21.08.2016,
Jan:
Herzlich Willkommen zur Berichterstattung der Pyrenäen-Geheimtipps, die heute morgen in Tarbes gestartet sind. Gestern hat es hier noch geregnet, ab heute soll es trocken sein, ab morgen die Sonne scheinen. Was für ein Glück!
Nach dem obligatorischen Gruppenfoto zum Start brechen wir auf, direkt Richtung Süden, genau auf den Pic du Midi zu – Richtung Tourmalet, unserem ersten Pass. Heute stehen mit ihm und dem Aspin zwei große Tour-de-France-Klassiker an, und erst morgen wenden wir uns den Geheimtipps zu.
Gleich 300 m hinter dem Hotel biegen wir schon auf die äußerst schmale D7 ein, die uns durch Felder und Wälder und an kleinen Gehöften vorbei fast vollkommen verkehrsfrei bis nach Bourréac, und von dort auf einer schönen Abfahrt hinunter nach Lézignan führt. Diese Abfahrt können wir uns merken, denn auf dem Rückweg müssen wir hier wieder hoch. Hier sind wir schon sehr nah an den Pyrenäen und die Gipfel scheinen zum Greifen nahe.
Lourdes erreichen wir über eine etwas stärker befahrene Straße. Ich kenne sie von der letzten Etappe der Pyrenäen-Klassiker 2014, die noch in Lannemezan geendet hat. Unter der Hitze der damaligen, sehr harten, eigentlich zu harten Abschlussetappe haben wir heute nicht zu leiden. Es hat sich wieder zugezogen, und ich ziehe mir meine Ärmlinge an, weil es frisch ist, und weil ich schon krank genug bin. Seit Donnerstag bin ich erkältet, und ich werde in Luz-St-Sauveur in das Begleitfahrzeug steigen. Erstmals.
Ab Lourdes befahren wir für einige Kilometer den Voie Verte des Gaves, einen Radweg auf einer ehemaligen Radtrasse. Natürlich haben wir mit ein paar Pollern zu kämpfen, aber mir gefällt die Streckenführung entlang der Gave de Pau dennoch gut. For Boô wechseln wir für einige Kilometer auf die äußerst schmale D13. Kurz vor La Lanne ist es dann mit der Ruhe vorbei, denn die letzten Kilometer bis Luz-Saint-Sauveur müssen wir auf die D 913, auf der der Verkehr deutlich stärker ist und uns vom Genuss der schönen Schluchtstrecke abhält.

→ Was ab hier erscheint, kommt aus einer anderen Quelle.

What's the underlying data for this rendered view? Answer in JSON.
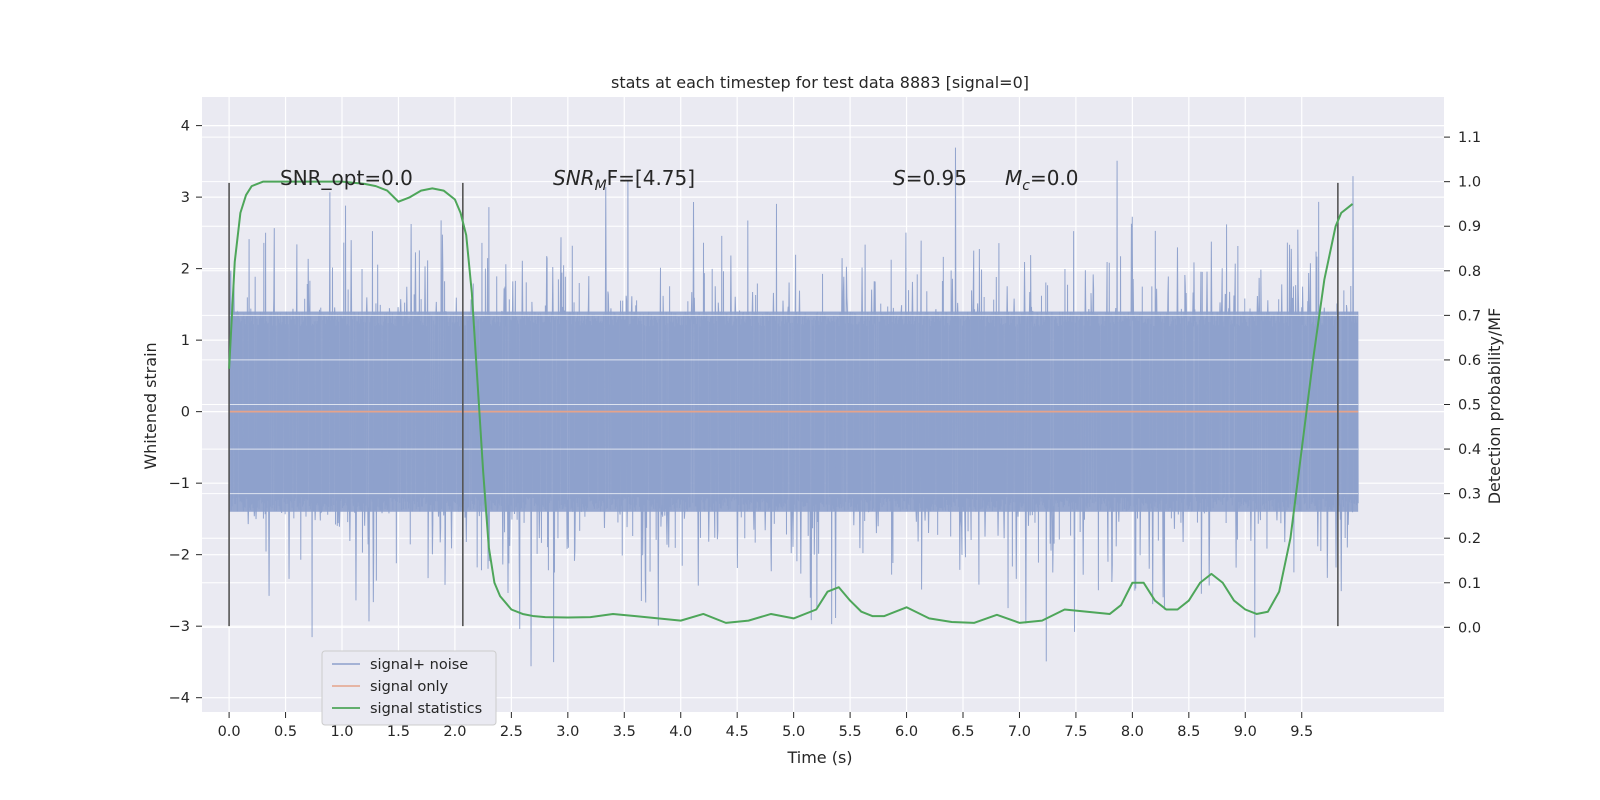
{
  "chart_data": {
    "type": "line",
    "title": "stats at each timestep for test data 8883 [signal=0]",
    "xlabel": "Time (s)",
    "ylabel": "Whitened strain",
    "y2label": "Detection probability/MF",
    "xlim": [
      -0.24,
      10.76
    ],
    "ylim": [
      -4.2,
      4.4
    ],
    "y2lim": [
      -0.19,
      1.19
    ],
    "xticks": [
      "0.0",
      "0.5",
      "1.0",
      "1.5",
      "2.0",
      "2.5",
      "3.0",
      "3.5",
      "4.0",
      "4.5",
      "5.0",
      "5.5",
      "6.0",
      "6.5",
      "7.0",
      "7.5",
      "8.0",
      "8.5",
      "9.0",
      "9.5"
    ],
    "yticks": [
      "4",
      "3",
      "2",
      "1",
      "0",
      "−1",
      "−2",
      "−3",
      "−4"
    ],
    "y2ticks": [
      "1.1",
      "1.0",
      "0.9",
      "0.8",
      "0.7",
      "0.6",
      "0.5",
      "0.4",
      "0.3",
      "0.2",
      "0.1",
      "0.0"
    ],
    "grid": true,
    "legend_position": "bottom-left",
    "colors": {
      "noise": "#8da0cb",
      "signal": "#e5a38a",
      "stats": "#4ea65a",
      "background": "#eaeaf2",
      "grid": "#ffffff",
      "vline": "#555555"
    },
    "annotations": {
      "snr_opt": "SNR_opt=0.0",
      "snr_mf_main": "SNR",
      "snr_mf_sub": "M",
      "snr_mf_rest": "F=[4.75]",
      "s_main": "S",
      "s_rest": "=0.95",
      "mc_main": "M",
      "mc_sub": "c",
      "mc_rest": "=0.0"
    },
    "vertical_lines_x": [
      0.0,
      2.07,
      9.82
    ],
    "vertical_lines_range": [
      -3.0,
      3.2
    ],
    "series": [
      {
        "name": "signal+ noise",
        "x_range": [
          0.0,
          10.0
        ],
        "band_y": [
          -1.4,
          1.4
        ],
        "peak_max": 4.05,
        "peak_min": -3.85
      },
      {
        "name": "signal only",
        "x": [
          0.0,
          10.0
        ],
        "y": [
          0.0,
          0.0
        ]
      },
      {
        "name": "signal statistics",
        "x": [
          0.0,
          0.05,
          0.1,
          0.15,
          0.2,
          0.3,
          0.5,
          0.8,
          1.0,
          1.2,
          1.3,
          1.4,
          1.5,
          1.6,
          1.7,
          1.8,
          1.9,
          2.0,
          2.05,
          2.1,
          2.15,
          2.2,
          2.25,
          2.3,
          2.35,
          2.4,
          2.5,
          2.6,
          2.7,
          2.8,
          3.0,
          3.2,
          3.4,
          3.6,
          3.8,
          4.0,
          4.2,
          4.4,
          4.6,
          4.8,
          5.0,
          5.2,
          5.3,
          5.4,
          5.5,
          5.6,
          5.7,
          5.8,
          6.0,
          6.2,
          6.4,
          6.6,
          6.8,
          7.0,
          7.2,
          7.4,
          7.6,
          7.8,
          7.9,
          8.0,
          8.1,
          8.2,
          8.3,
          8.4,
          8.5,
          8.6,
          8.7,
          8.8,
          8.9,
          9.0,
          9.1,
          9.2,
          9.3,
          9.4,
          9.5,
          9.6,
          9.7,
          9.8,
          9.85,
          9.9,
          9.95
        ],
        "y": [
          0.58,
          0.82,
          0.93,
          0.97,
          0.99,
          1.0,
          1.0,
          1.0,
          1.0,
          0.995,
          0.99,
          0.98,
          0.955,
          0.965,
          0.98,
          0.985,
          0.98,
          0.96,
          0.93,
          0.88,
          0.75,
          0.55,
          0.35,
          0.18,
          0.1,
          0.07,
          0.04,
          0.03,
          0.025,
          0.023,
          0.022,
          0.023,
          0.03,
          0.025,
          0.02,
          0.015,
          0.03,
          0.01,
          0.015,
          0.03,
          0.02,
          0.04,
          0.08,
          0.09,
          0.06,
          0.035,
          0.025,
          0.025,
          0.045,
          0.02,
          0.012,
          0.01,
          0.028,
          0.01,
          0.015,
          0.04,
          0.035,
          0.03,
          0.05,
          0.1,
          0.1,
          0.06,
          0.04,
          0.04,
          0.06,
          0.1,
          0.12,
          0.1,
          0.06,
          0.04,
          0.03,
          0.035,
          0.08,
          0.2,
          0.4,
          0.6,
          0.78,
          0.9,
          0.93,
          0.94,
          0.95
        ]
      }
    ]
  }
}
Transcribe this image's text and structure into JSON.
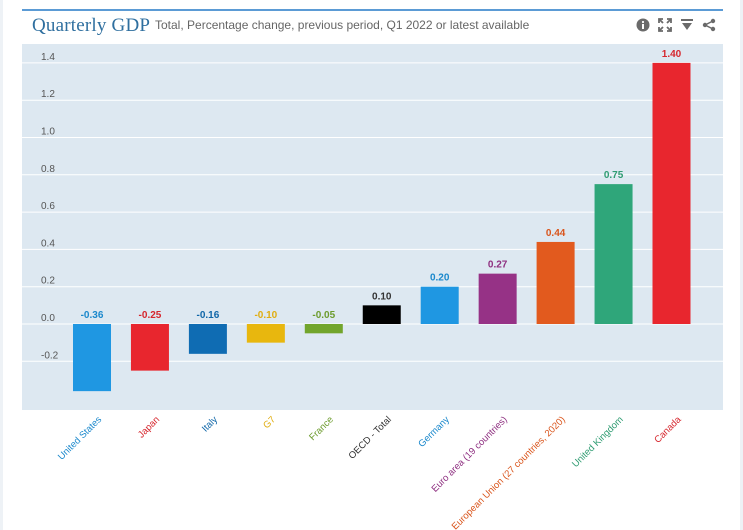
{
  "header": {
    "title": "Quarterly GDP",
    "subtitle": "Total, Percentage change, previous period, Q1 2022 or latest available"
  },
  "toolbar": {
    "icons": [
      "info-icon",
      "fullscreen-icon",
      "download-icon",
      "share-icon"
    ]
  },
  "colors": {
    "plot_bg": "#dde8f1",
    "grid": "#ffffff",
    "title": "#2f6f9f"
  },
  "chart_data": {
    "type": "bar",
    "title": "Quarterly GDP",
    "subtitle": "Total, Percentage change, previous period, Q1 2022 or latest available",
    "xlabel": "",
    "ylabel": "",
    "ylim": [
      -0.47,
      1.45
    ],
    "yticks": [
      -0.2,
      0.0,
      0.2,
      0.4,
      0.6,
      0.8,
      1.0,
      1.2,
      1.4
    ],
    "ytick_labels": [
      "-0.2",
      "0.0",
      "0.2",
      "0.4",
      "0.6",
      "0.8",
      "1.0",
      "1.2",
      "1.4"
    ],
    "grid": true,
    "categories": [
      "United States",
      "Japan",
      "Italy",
      "G7",
      "France",
      "OECD - Total",
      "Germany",
      "Euro area (19 countries)",
      "European Union (27 countries, 2020)",
      "United Kingdom",
      "Canada"
    ],
    "values": [
      -0.36,
      -0.25,
      -0.16,
      -0.1,
      -0.05,
      0.1,
      0.2,
      0.27,
      0.44,
      0.75,
      1.4
    ],
    "value_labels": [
      "-0.36",
      "-0.25",
      "-0.16",
      "-0.10",
      "-0.05",
      "0.10",
      "0.20",
      "0.27",
      "0.44",
      "0.75",
      "1.40"
    ],
    "colors": [
      "#1f97e2",
      "#e8262e",
      "#0f6cb3",
      "#e8b70e",
      "#72a52c",
      "#000000",
      "#1f97e2",
      "#963286",
      "#e25a1e",
      "#2fa67a",
      "#e8262e"
    ],
    "label_colors": [
      "#1a88cc",
      "#d6262d",
      "#0f66a8",
      "#e0ad10",
      "#6c9b2c",
      "#333333",
      "#1a88cc",
      "#8e2f80",
      "#d9541b",
      "#2f9c72",
      "#d6262d"
    ]
  }
}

Ich erinnere mich an 2014, als ich in der rasant absolvierten Gegenrichtung noch dachte: "gut, dass wir hier runter fahren". Aber auch dieser Abschnitt ist letztlich problemlos absolviert. Und
jetzt befinden wir uns auch wirklich mitten in den Pyrenäen. Die plötzlich massiv auftretenden "Non à l'ours"-Schriftzüge an den Häusern und auf den Straßen beweisen es.
Tja, und hier endet mein aktiver Part für heute. Schon bis hier war ich schon gedopt unterwegs: Christoph hatte mich mit Pseudo-Ephidrin ausgestattet, und die 1400 Höhenmeter auf 18 km möchte ich mir in dem Zustand nicht antun. Schließlich muss ich noch ein paar Tage durchhalten. Kaum haben wir uns am Straßenrand postiert, um mich ausscheren zu lassen, kommt auch schon Thomas mit dem Begleitfahrzeug vorgefahren. Perfektes Timing!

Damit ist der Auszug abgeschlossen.